Michael Timothy Hickie was born on 17th October 1922, in Mussoorie, Uttarakhand, North West India. His parents were both from distinguished British Raj families.
Mike was then educated in UK, and joined Dartmouth Naval College in 1936. (Mike was, we believe, a year below Prince Phillip, Duke of Edinburgh.) In 1940 he joined his first ship as a Midshipman, ‘HMS Repulse’, a Battle cruiser – operating in North Sea. Then on ‘HMS Eskimo’, and then ‘HMS Nigeria’ which was involved in sinking the German warship ‘Bremse’.
After completing his training course Mike volunteered for Submarines, qualifying in July 1942. He then joined P222 in Gibraltar. At this point Churchhill gave orders that all Submarines should have names, and not just numbers. Mike then served on ‘HMS Ursula’, engaging in many actions, until the Sub was damaged and ordered back to Portsmouth for repairs in February 1943. Mike was then assigned to ‘HMS Truant’, as First Lieutenant, based in Holy Loch. They had several successful missions in the North Sea and Arctic waters close to Iceland. Here it was so cold, that when the Sub surfaced to recharge its batteries ice would form quickly on the railings, in heavy sea, men had to stand ready to bash off this ice, in case the Submarine became top heavy and turned turtle with the extra weight.

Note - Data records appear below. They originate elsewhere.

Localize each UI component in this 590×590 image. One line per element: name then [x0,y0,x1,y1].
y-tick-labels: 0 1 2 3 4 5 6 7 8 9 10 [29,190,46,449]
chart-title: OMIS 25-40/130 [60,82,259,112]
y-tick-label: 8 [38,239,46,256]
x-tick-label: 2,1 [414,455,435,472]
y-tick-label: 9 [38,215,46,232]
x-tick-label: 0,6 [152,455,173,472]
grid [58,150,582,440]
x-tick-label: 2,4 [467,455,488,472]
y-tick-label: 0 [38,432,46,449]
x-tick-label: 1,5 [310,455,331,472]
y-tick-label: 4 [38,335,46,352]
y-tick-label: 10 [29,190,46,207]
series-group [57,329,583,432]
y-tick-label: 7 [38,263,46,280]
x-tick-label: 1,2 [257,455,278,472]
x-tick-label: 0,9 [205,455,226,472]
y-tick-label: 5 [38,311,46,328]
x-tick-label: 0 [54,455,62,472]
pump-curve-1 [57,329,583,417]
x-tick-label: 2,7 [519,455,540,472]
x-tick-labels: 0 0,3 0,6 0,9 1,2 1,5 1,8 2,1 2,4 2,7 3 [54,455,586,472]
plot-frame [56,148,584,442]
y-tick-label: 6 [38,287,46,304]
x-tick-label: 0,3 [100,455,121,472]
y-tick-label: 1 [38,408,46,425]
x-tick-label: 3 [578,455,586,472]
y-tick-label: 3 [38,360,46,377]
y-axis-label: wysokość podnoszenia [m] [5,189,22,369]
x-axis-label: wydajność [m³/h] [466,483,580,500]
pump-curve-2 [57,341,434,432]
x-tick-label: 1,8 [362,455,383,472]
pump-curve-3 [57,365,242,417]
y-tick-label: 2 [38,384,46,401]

It was in here in Holy Loch, Mike met Wren Patricia Traunter, and their romance began. Pat had an exciting story, for she had left her English parents working in Argentina, to come to UK, at beginning of war, to volunteer – but her ship was torpedoed in the Atlantic. Pat spent three weeks in an open lifeboat, before rescue. Pat then served as a Wren at Holy Loch. They were married in January 1944, with an aunt of Pat’s present, and some of Mike’s family. Their first child Tim, was born in November.
Mike then served on ‘HMS Taciturn’, on Patrol in Pacific, till peace was declared. They had a number of ‘Victory Cruises’ in Pacific. When in Freemantle, in a special service, Mike was awarded the Distinguished Service Cross.

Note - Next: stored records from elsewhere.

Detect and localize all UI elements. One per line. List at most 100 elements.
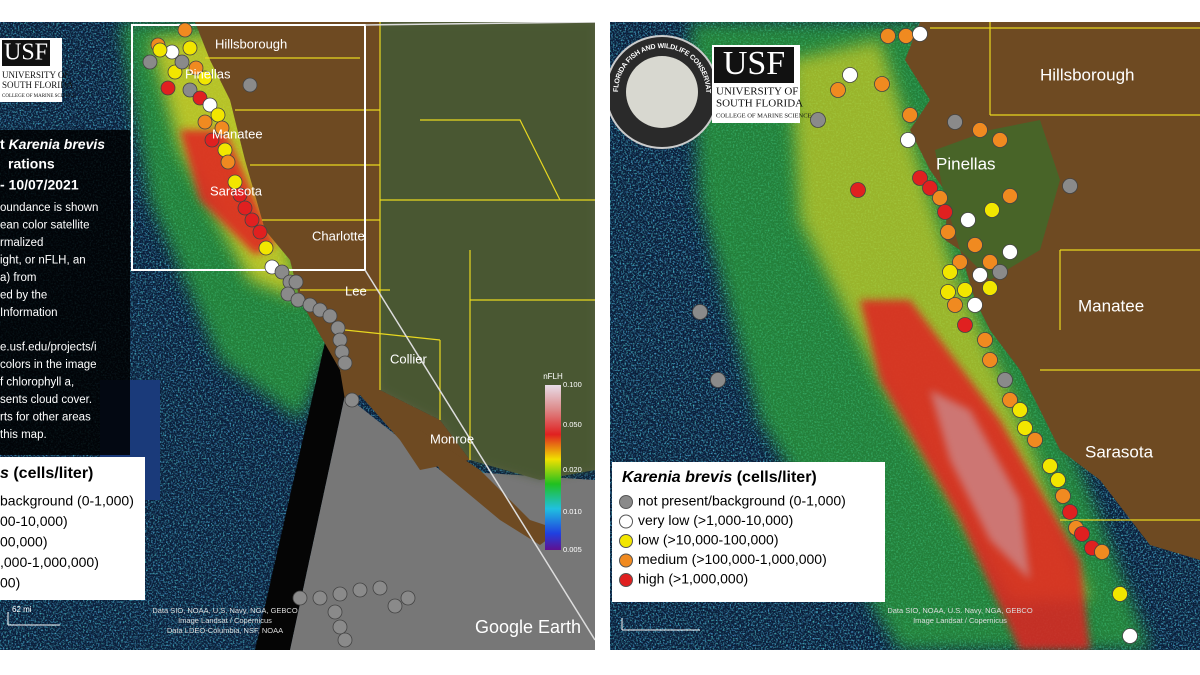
scale-label: 62 mi (12, 605, 32, 614)
sample-dot (972, 122, 988, 138)
sample-dot (900, 132, 916, 148)
attribution: Image Landsat / Copernicus (178, 616, 272, 625)
sample-dot (214, 120, 230, 136)
legend-title: Karenia brevis (cells/liter) (622, 469, 817, 486)
legend-symbol (619, 534, 633, 548)
sample-dot (880, 28, 896, 44)
description-line: ean color satellite (0, 220, 90, 232)
logo-line: UNIVERSITY OF (716, 86, 798, 98)
sample-dot (1074, 526, 1090, 542)
sample-dot (984, 202, 1000, 218)
brand: Google Earth (475, 617, 581, 637)
sample-dot (337, 632, 353, 648)
sample-dot (830, 82, 846, 98)
county-label: Monroe (430, 431, 474, 446)
sample-dot (982, 352, 998, 368)
sample-dot (1002, 244, 1018, 260)
description-line: ight, or nFLH, an (0, 255, 86, 267)
description-line: e.usf.edu/projects/i (0, 342, 97, 354)
legend-symbol (619, 495, 633, 509)
county-label: Pinellas (185, 66, 231, 81)
sample-dot (1055, 488, 1071, 504)
sample-dot (312, 590, 328, 606)
sample-dot (288, 274, 304, 290)
legend-title: s (cells/liter) (0, 465, 93, 482)
sample-dot (997, 372, 1013, 388)
legend-species: s (0, 465, 9, 482)
legend-unit: (cells/liter) (9, 465, 93, 482)
description-line: sents cloud cover. (0, 394, 92, 406)
county-lines (205, 22, 595, 460)
sample-dot (902, 107, 918, 123)
sample-dot (160, 80, 176, 96)
left-map: USF UNIVERSITY OF SOUTH FLORIDA COLLEGE … (0, 22, 595, 650)
sample-dot (1002, 188, 1018, 204)
legend-item: 00,000) (0, 534, 47, 550)
sample-dot (692, 304, 708, 320)
legend-item: medium (>100,000-1,000,000) (638, 551, 827, 567)
sample-dot (174, 54, 190, 70)
attribution: Data LDEO-Columbia, NSF, NOAA (167, 626, 283, 635)
sample-dot (332, 619, 348, 635)
description-line: colors in the image (0, 359, 97, 371)
sample-dot (197, 70, 213, 86)
logo-mark: USF (723, 45, 785, 82)
right-map: FLORIDA FISH AND WILDLIFE CONSERVATION C… (610, 22, 1200, 650)
sample-dot (220, 154, 236, 170)
legend-item: background (0-1,000) (0, 493, 134, 509)
county-label: Sarasota (1085, 442, 1154, 461)
sample-dot (237, 200, 253, 216)
sample-dot (258, 240, 274, 256)
sample-dot (967, 297, 983, 313)
title-species: Karenia brevis (9, 136, 106, 152)
panel-title: t Karenia brevis (0, 136, 105, 152)
legend-species: Karenia brevis (622, 469, 732, 486)
legend-item: very low (>1,000-10,000) (638, 512, 793, 528)
sample-dot (372, 580, 388, 596)
sample-dot (1012, 402, 1028, 418)
attribution: Data SIO, NOAA, U.S. Navy, NGA, GEBCO (887, 606, 1032, 615)
logo-mark: USF (4, 40, 48, 66)
county-label: Manatee (212, 126, 263, 141)
colorbar-tick: 0.050 (563, 420, 582, 429)
description-line: f chlorophyll a, (0, 377, 74, 389)
attribution: Image Landsat / Copernicus (913, 616, 1007, 625)
sample-dot (182, 40, 198, 56)
county-label: Charlotte (312, 228, 365, 243)
sample-dot (912, 170, 928, 186)
legend-item: high (>1,000,000) (638, 571, 748, 587)
sample-dot (957, 282, 973, 298)
sample-dot (1027, 432, 1043, 448)
sample-dot (940, 284, 956, 300)
sample-dot (1094, 544, 1110, 560)
attribution: Data SIO, NOAA, U.S. Navy, NGA, GEBCO (152, 606, 297, 615)
sample-dot (1017, 420, 1033, 436)
sample-dot (232, 187, 248, 203)
sample-dot (242, 77, 258, 93)
sample-dot (210, 107, 226, 123)
sample-dot (227, 174, 243, 190)
sample-dot (352, 582, 368, 598)
sample-dot (982, 280, 998, 296)
description-line: a) from (0, 272, 36, 284)
sample-dot (710, 372, 726, 388)
sample-dot (947, 297, 963, 313)
county-label: Collier (390, 351, 428, 366)
colorbar-tick: 0.010 (563, 507, 582, 516)
sample-dot (1042, 458, 1058, 474)
sample-dot (252, 224, 268, 240)
sample-dot (898, 28, 914, 44)
description-line: rts for other areas (0, 412, 91, 424)
sample-dot (244, 212, 260, 228)
sample-dot (842, 67, 858, 83)
description-line: oundance is shown (0, 202, 98, 214)
colorbar-tick: 0.005 (563, 545, 582, 554)
sample-dot (202, 97, 218, 113)
sample-dot (912, 26, 928, 42)
description-line: this map. (0, 429, 47, 441)
sample-dot (337, 355, 353, 371)
sample-dot (960, 212, 976, 228)
legend-unit: (cells/liter) (732, 469, 816, 486)
legend-symbol (619, 553, 633, 568)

Mike then served on ‘HMS Truncheon’ in Hong Kong waters. In 1947 Mike was appointed to ‘HMS Anchorite’, in Holy Loch. Pat was staying with her sister in Sussex. A daughter Tessa was born in November 1948. Mike then took command of ‘HMS Sirdar’, and later ‘HMS Amphion’, serving off Greenland in icy waters. Here they were sometimes under the ice shelf for long periods. Then Mike then took Command of ‘HMS Tallyho”, serving in Bay of Bengal. Mike saw much of the world, and in 1955 was based in Malta. Mike then served on ‘HMS Gambia’ east of the Suez. In 1960 he was appointed to “HMS Rooke”, the shore base in Gibraltar as Staff Officer Operations, serving there for three years, and with Pat living there also. Then Mike went as Work Study Officer on aircraft carrier ‘HMS Ark Royal’.
In April 1966, Mike left the Royal Navy, and he and the family moved to Australia. However, here he reported to the Royal Australian Navy at ‘HMAS Penguin’, the Naval base in Mosman, and he then joined ‘HMAS Platypus’ in mid-1969. He then served as First Lieutenant on ‘HMAS Sydney’ for 16 months, with three trips to Vietnam. Retiring in 1974 he took a position at St Ignatius College as the bursar. However, in 1975 he received a request from Australian Prime Minister Whitlam, to help with new Submarines, and so re-joined the RAN, and served in ‘HMAS Kuttabul’. In 1983 Mike left the Australian Navy, and took a position at the Australian Museum. Later Mike and Pat retired to South Coast, but Pat sadly passed away March 2006. Then Mike moved to Sydney, staying near his children, Tim and Tessa.
When turning 90 he met Joan M Wilson, widow of Submariner Lieut. Commander Don Wilson DSC, RANVR. Joan was about to lead a tour group to India which was visiting Mussoorie – the place where Mike had been born. Then with Joan, Mike travelled to Catania in southern Italy, representing Australia at the International Submariners Congress. They then went on to UK visiting Dartmouth Naval College, where Mike was told he was eligible for another medal – “The Arctic Star’. This is awarded to those who served escorting convoys into the Arctic and round to Murmansk in Russia in WW2, which was during Mike’s service on HMS Nigeria’ in 1941. They have also travelled to Holbrook to the Submarine Memorial Museum for the service to remember those who had, on submarines, served in W1 and WW2.
Mike then moved to the RSL Village in Narrabeen, and is at present staying there in Milne Bay Hostel and turns 99 on 17 October 2021.